Test Types and Distributions
One-tailed vs two-tailed tests and understanding the normal distribution.
Choosing Your Question
When you run an A/B test, you need to choose what kind of question you're asking: "Is there a difference?" (two-tailed) or "Is B better?" (one-tailed). This choice affects how you interpret results and calculate significance.
Most teams use two-tailed tests, but understanding the difference will help you interpret results correctly.
The Normal Distribution
Before diving into test types, let's quickly cover the normal distribution (bell curve). This is the foundation of most A/B testing statistics.
Why It Matters
When you run an A/B test with enough users, the distribution of your metric (conversion rate, revenue, etc.) tends to follow a normal distribution thanks to the Central Limit Theorem. This lets us use well-understood statistical tests.
Key property: In a normal distribution, ~95% of values fall within 2 standard deviations of the mean. This is why we use "95% confidence" as the standard threshold.
- •68% of data falls within 1 standard deviation
- •95% of data falls within 2 standard deviations
- •99.7% of data falls within 3 standard deviations
One-Tailed vs Two-Tailed Tests
Two-Tailed Test (Most Common)
Tests if variant B is different from control (better OR worse). Used when you don't know the direction of change.
Fail to reject (95%)Reject H0 (2.5% in each tail = 5% total)
Example Question:
"Is variant B's conversion rate different from control?"
Critical Regions:
z ≤ -1.96 or z ≥ 1.96 (extreme values on either side)
One-Tailed Test (Less Common)
Tests if variant B is better (or worse) than control. Used when you only care about one direction.
Note: This plot shows a right-tailed test (B better). A left-tailed test just mirrors the shaded region.

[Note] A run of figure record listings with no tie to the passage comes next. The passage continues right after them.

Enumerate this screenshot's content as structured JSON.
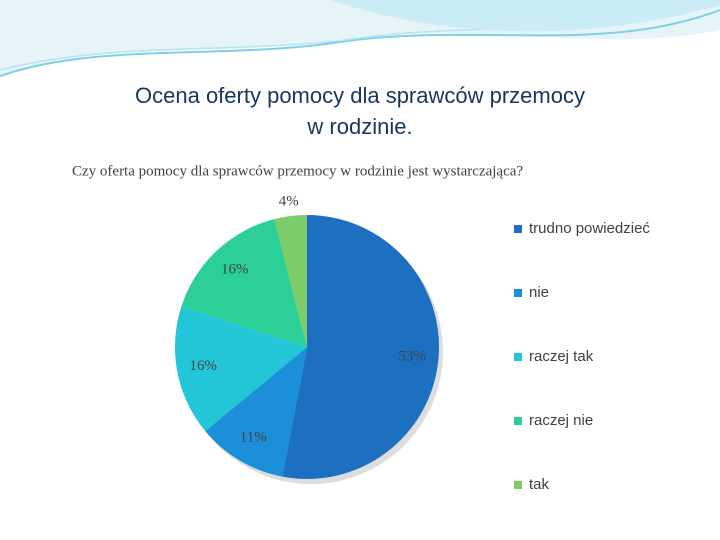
{
  "slide_title": [
    "Ocena oferty pomocy dla sprawców przemocy",
    "w rodzinie."
  ],
  "chart_data": {
    "type": "pie",
    "title": "Czy oferta pomocy dla sprawców przemocy w rodzinie jest wystarczająca?",
    "categories": [
      "trudno powiedzieć",
      "nie",
      "raczej tak",
      "raczej nie",
      "tak"
    ],
    "values": [
      53,
      11,
      16,
      16,
      4
    ],
    "value_labels": [
      "53%",
      "11%",
      "16%",
      "16%",
      "4%"
    ],
    "colors": [
      "#1d6fc0",
      "#1b8fd9",
      "#22c6d6",
      "#2ccf96",
      "#7dcc6a"
    ],
    "legend": "right"
  }
}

Fail to reject (95%)Reject H0 (5% in right tail only)
Example Question:
"Is variant B's conversion rate higher than control?"
Critical Region:
z ≥ 1.645 (extreme values in one direction)
Which Should You Use?
| Aspect | Two-Tailed | One-Tailed |
|---|---|---|
| Question | "Is there a difference?" | "Is B better/worse?" |
| Use When | Exploring any change | Only care about one direction |
| Power | Lower (splits α across both tails) | Higher (full α in one tail) |
| Risk | Misses nothing | Ignores opposite direction |
| Recommendation | Use this (default) | Rare, justified cases only |
⚠️ Warning: One-tailed tests are controversial. They require pre-commitment (decided before seeing data) and ignore the possibility of harm. Most teams use two-tailed tests as the safe default. Only use one-tailed if you have a strong business reason and can justify it upfront.
The Math Behind It
The key difference is where you put your significance level (α = 0.05):
Two-Tailed Test
α = 0.05 is split: 0.025 in each tail
Critical value: ±1.96 standard deviations
Interpretation: Reject H₀ if result falls in either extreme tail (top 2.5% or bottom 2.5%)
One-Tailed Test
α = 0.05 is all in one tail
Critical value: +1.645 standard deviations (right tail)

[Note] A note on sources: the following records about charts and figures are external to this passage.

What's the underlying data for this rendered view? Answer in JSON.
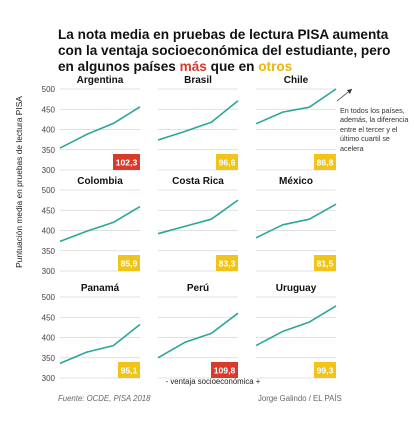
{
  "title": {
    "text_before": "La nota media en pruebas de lectura PISA aumenta con la ventaja socioeconómica del estudiante, pero en algunos países ",
    "highlight_red": "más",
    "text_middle": " que en ",
    "highlight_yellow": "otros"
  },
  "ylabel": "Puntuación media en pruebas de lectura PISA",
  "xlabel": "- ventaja socioeconómica +",
  "source": "Fuente: OCDE, PISA 2018",
  "credit": "Jorge Galindo / EL PAÍS",
  "annotation": "En todos los países, además, la diferencia entre el tercer y el último cuartil se acelera",
  "colors": {
    "line": "#2aa69a",
    "red": "#d93a2b",
    "yellow": "#f0c419",
    "grid": "#d6d6d6",
    "tick": "#444444"
  },
  "chart_data": {
    "type": "line",
    "ylim": [
      300,
      500
    ],
    "yticks": [
      300,
      350,
      400,
      450,
      500
    ],
    "x": [
      1,
      2,
      3,
      4
    ],
    "panels": [
      {
        "name": "Argentina",
        "values": [
          354,
          388,
          415,
          456
        ],
        "badge": "102,3",
        "badge_color": "red"
      },
      {
        "name": "Brasil",
        "values": [
          374,
          395,
          418,
          471
        ],
        "badge": "96,6",
        "badge_color": "yellow"
      },
      {
        "name": "Chile",
        "values": [
          414,
          443,
          455,
          500
        ],
        "badge": "86,8",
        "badge_color": "yellow"
      },
      {
        "name": "Colombia",
        "values": [
          373,
          398,
          420,
          459
        ],
        "badge": "85,9",
        "badge_color": "yellow"
      },
      {
        "name": "Costa Rica",
        "values": [
          392,
          410,
          428,
          475
        ],
        "badge": "83,3",
        "badge_color": "yellow"
      },
      {
        "name": "México",
        "values": [
          382,
          414,
          428,
          465
        ],
        "badge": "81,5",
        "badge_color": "yellow"
      },
      {
        "name": "Panamá",
        "values": [
          336,
          364,
          380,
          432
        ],
        "badge": "95,1",
        "badge_color": "yellow"
      },
      {
        "name": "Perú",
        "values": [
          350,
          388,
          410,
          460
        ],
        "badge": "109,8",
        "badge_color": "red"
      },
      {
        "name": "Uruguay",
        "values": [
          380,
          415,
          438,
          478
        ],
        "badge": "99,3",
        "badge_color": "yellow"
      }
    ]
  }
}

Interpretation: Reject H₀ only if result falls in top 5% (ignores bottom tail)
One-Tailed Tests Are More Powerful
Because all 5% of α goes into one tail, one-tailed tests reach significance with smaller effects. The critical value (1.645) is lower than two-tailed (1.96). This makes them more sensitive but also more risky-you'll miss effects in the opposite direction.
Real-World Examples
✓ Use Two-Tailed
- 1.New checkout flow: You don't know if it'll help or hurt conversions. Test both directions.

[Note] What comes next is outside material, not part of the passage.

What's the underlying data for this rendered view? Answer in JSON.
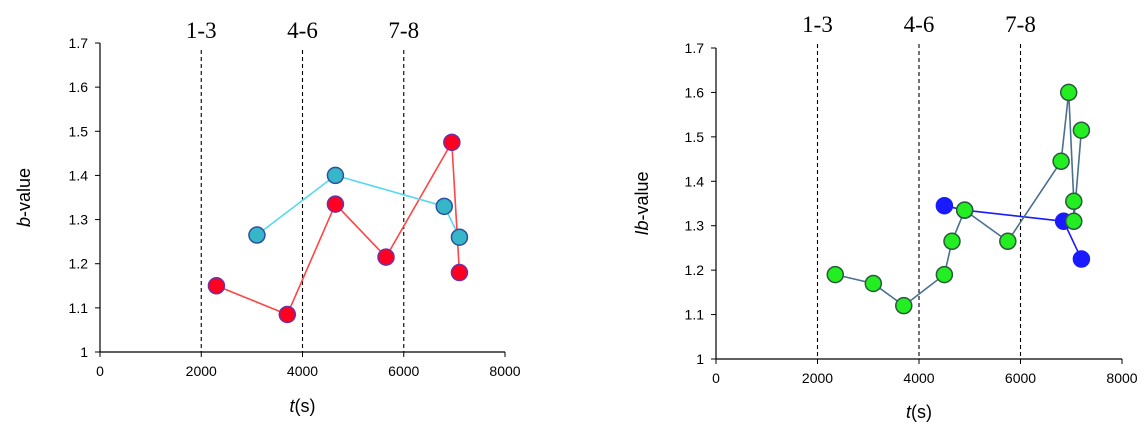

- 2.Pricing change: Could increase or decrease revenue. Check both.
- 3.UI redesign: Might delight users or confuse them. Stay open to either outcome.
⚠️ Rarely Use One-Tailed
- 1.Safety features: Testing if a new algorithm reduces fraud. Only care about improvement, can't make it worse.
- 2.Cost reduction: Testing if server optimization lowers costs. Reverse direction is impossible by design.
- 3.Non-inferiority: Proving new system is "not worse" than old (specialized use case).
Common Pitfalls
❌ Don't Switch After Seeing Data
Wrong: "Results show B is better, so let's use a one-tailed test to get significance faster."
This is p-hacking and invalidates your test. You must choose one-tailed or two-tailed before running the test and stick with it.
Key Takeaways
- ✓Normal distribution (bell curve) is the foundation of A/B testing statistics.
- ✓Two-tailed tests check for any difference (better OR worse). Use this as default.
- ✓One-tailed tests only check one direction (better OR worse, not both).
- ✓One-tailed tests are more powerful but risky-they ignore opposite effects.
- ✓Choose test type before running the experiment, not after seeing data.
- ✓When in doubt, use two-tailed-it's the safer, more conservative choice.